游艺剧院里,正在上演《金发爱神》,这出戏现在已经演到第三十四场了。第一幕刚刚演完。在演员休息室里,扮演小洗衣妇的西蒙娜,站在一面镜子前,这面镜子是安装在一张蜗形脚桌子上面的。桌子两边,均有一扇角门,斜对着通往演员化妆室的走廊。她独身一人在端详自己,用一只手指在眼睛下轻轻涂抹,竭力把自己装扮得更好一些。镜子两边的煤气灯,发出强烈的光芒,把她身上照得暖和和的。




“他来了吗?”普律利埃尔问道,他刚刚走进来,穿着瑞士海军上将制服,身佩一把军刀,脚穿一双大皮靴,头顶上插着一大撮翎毛。




“谁呀!”西蒙娜问道,身子一动也不动,只是对着镜子笑,注视着自己的嘴唇。




“王子。”




“我不知道,我就下楼……啊!他会来的。他不是每天都来嘛!”




普律利埃尔走到桌子对面的壁炉旁边,壁炉里燃着焦炭;壁炉两边各有一盏煤气灯,发出耀眼夺目的光芒。他抬头看看左边的时钟和右边的晴雨计,上面都饰有镀金的狮身人面像,时钟和晴雨计都是拿破仑时代的款式。接着,他往一张很大的扶手椅里一躺,椅子上的绿绒套历经四代演员的使用,已经发黄了。他坐在那里,一动也不动,眼睛模模糊糊,那副疲乏而又顺从的样子,一看就知道他是一个老演员,正在等待上场。
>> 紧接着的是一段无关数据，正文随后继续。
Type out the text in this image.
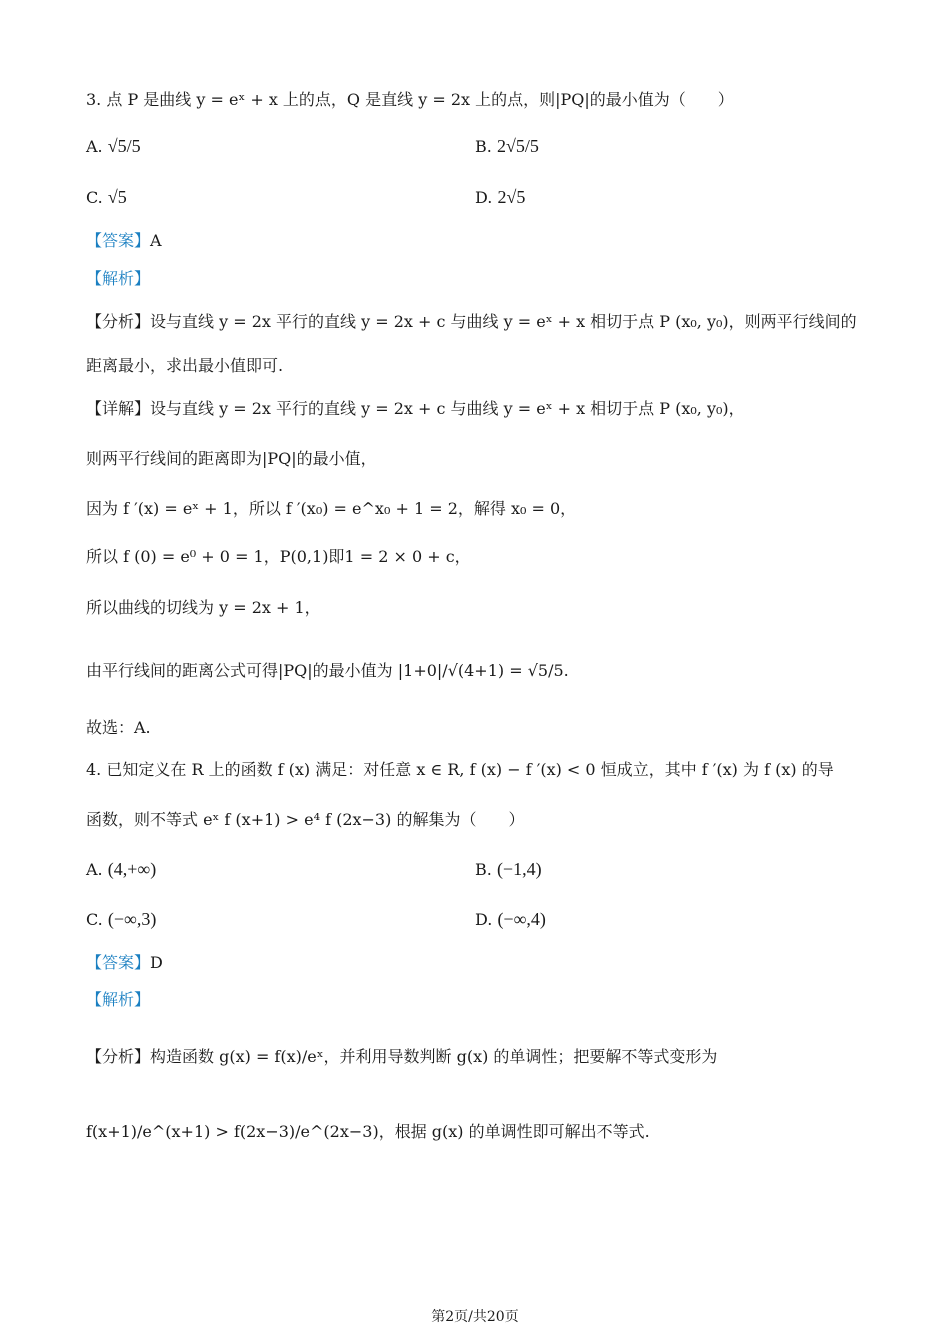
3. 点 P 是曲线 y = eˣ + x 上的点，Q 是直线 y = 2x 上的点，则|PQ|的最小值为（　　）
A. √5/5	B. 2√5/5
C. √5	D. 2√5
【答案】A
【解析】
【分析】设与直线 y = 2x 平行的直线 y = 2x + c 与曲线 y = eˣ + x 相切于点 P (x₀, y₀)，则两平行线间的
距离最小，求出最小值即可.
【详解】设与直线 y = 2x 平行的直线 y = 2x + c 与曲线 y = eˣ + x 相切于点 P (x₀, y₀)，
则两平行线间的距离即为|PQ|的最小值，
因为 f ′(x) = eˣ + 1，所以 f ′(x₀) = e^x₀ + 1 = 2，解得 x₀ = 0，
所以 f (0) = e⁰ + 0 = 1，P(0,1)即1 = 2 × 0 + c，
所以曲线的切线为 y = 2x + 1，
由平行线间的距离公式可得|PQ|的最小值为 |1+0|/√(4+1) = √5/5.
故选：A.
4. 已知定义在 R 上的函数 f (x) 满足：对任意 x ∈ R, f (x) − f ′(x) < 0 恒成立，其中 f ′(x) 为 f (x) 的导
函数，则不等式 eˣ f (x+1) > e⁴ f (2x−3) 的解集为（　　）
A. (4,+∞)	B. (−1,4)
C. (−∞,3)	D. (−∞,4)
【答案】D
【解析】
【分析】构造函数 g(x) = f(x)/eˣ，并利用导数判断 g(x) 的单调性；把要解不等式变形为
f(x+1)/e^(x+1) > f(2x−3)/e^(2x−3)，根据 g(x) 的单调性即可解出不等式.
第2页/共20页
博斯克老头也来了。他拖着脚步,咳嗽着,身穿一件黄色旧外套,外套的一个角从肩上滑下来,露出扮演达戈贝尔特王穿的饰金银箔片的上衣。他把王冠往钢琴上一搁,一声没吭,怏怏不悦地跺了一会脚,不过,样子还像是诚实人。他的双手有些颤抖,这是饮酒后的最初征兆。而他那长长的银须,却给那副酒鬼的红红的面孔上,增添了可尊敬的外貌。在寂静中,骤然下起暴雨,雨点打在朝向庭院的那扇方形大窗户的玻璃上,他做了一个厌烦的手势。




“这鬼天气!”他嘟囔道。




西蒙娜和普律利埃尔没有动。四五幅风景画、一幅演员韦尔内的肖像被煤气灯熏黄了。一根柱子上雕刻着波蒂埃的半身像,他是当年游艺剧院的光荣,现在一双眼睛茫然注视着。这时外边传来哇啦哇啦的说话声。原来是丰唐,他穿着第二幕上场的戏装,扮演一个漂亮公子,浑身上下都是黄色,连手套也是黄的。
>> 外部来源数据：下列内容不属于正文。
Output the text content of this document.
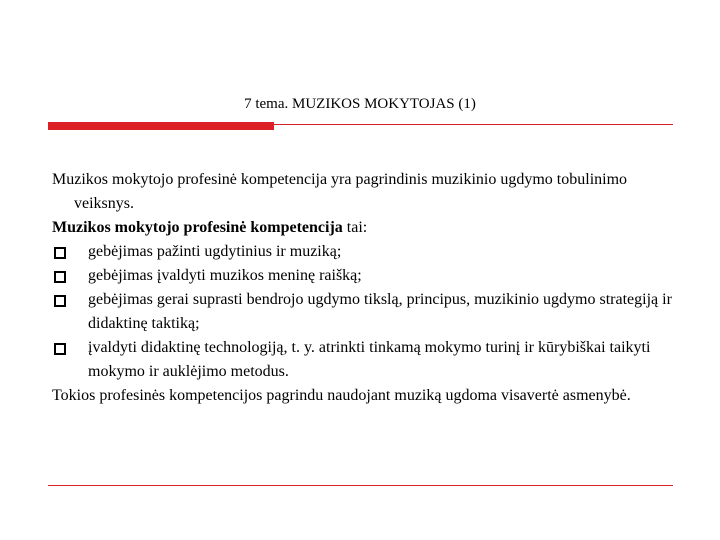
7 tema. MUZIKOS MOKYTOJAS (1)

Muzikos mokytojo profesinė kompetencija yra pagrindinis muzikinio ugdymo tobulinimo veiksnys.

Muzikos mokytojo profesinė kompetencija tai:

gebėjimas pažinti ugdytinius ir muziką;

gebėjimas įvaldyti muzikos meninę raišką;

gebėjimas gerai suprasti bendrojo ugdymo tikslą, principus, muzikinio ugdymo strategiją ir didaktinę taktiką;

įvaldyti didaktinę technologiją, t. y. atrinkti tinkamą mokymo turinį ir kūrybiškai taikyti mokymo ir auklėjimo metodus.

Tokios profesinės kompetencijos pagrindu naudojant muziką ugdoma visavertė asmenybė.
“喂!”他手舞足蹈地喊着,“你们不知道吧?今天是我的圣名瞻礼日。”




“是吗!”西蒙娜问道,一边笑着走过去,好像被他的大鼻子和滑稽的大嘴巴吸引住了,“你的圣名叫阿喀琉斯①吧?” 




①希腊神话中密耳弥多涅人国王珀琉斯和海中仙女忒提斯的儿子。阿喀琉斯出生后,忒提斯为使他长生不老,每到夜间把他放在天火里,还捏住他的脚踵,把他倒浸在斯提克斯河(冥河)中,使他刀箭不入,因脚踵未沾到河水,在特洛伊战争中,脚踵中箭而身亡。




“一点不错!……我要让人告诉布龙太太,让她在第二幕演完时,拿香槟酒上来。”




远处响起了铃声。悠长的声音变得越来越低,然后又响起来。当铃声停止时,听见一个人在楼梯上跑上跑下叫喊着,最后喊声消失在走廊里:“第二幕上场喽!……第二幕上场喽!……”这喊声越来越近,一个面色苍白、矮个头男人走过演员休息室的每个门口,拉高尖尖的嗓门嚷道:“第二幕上场喽!”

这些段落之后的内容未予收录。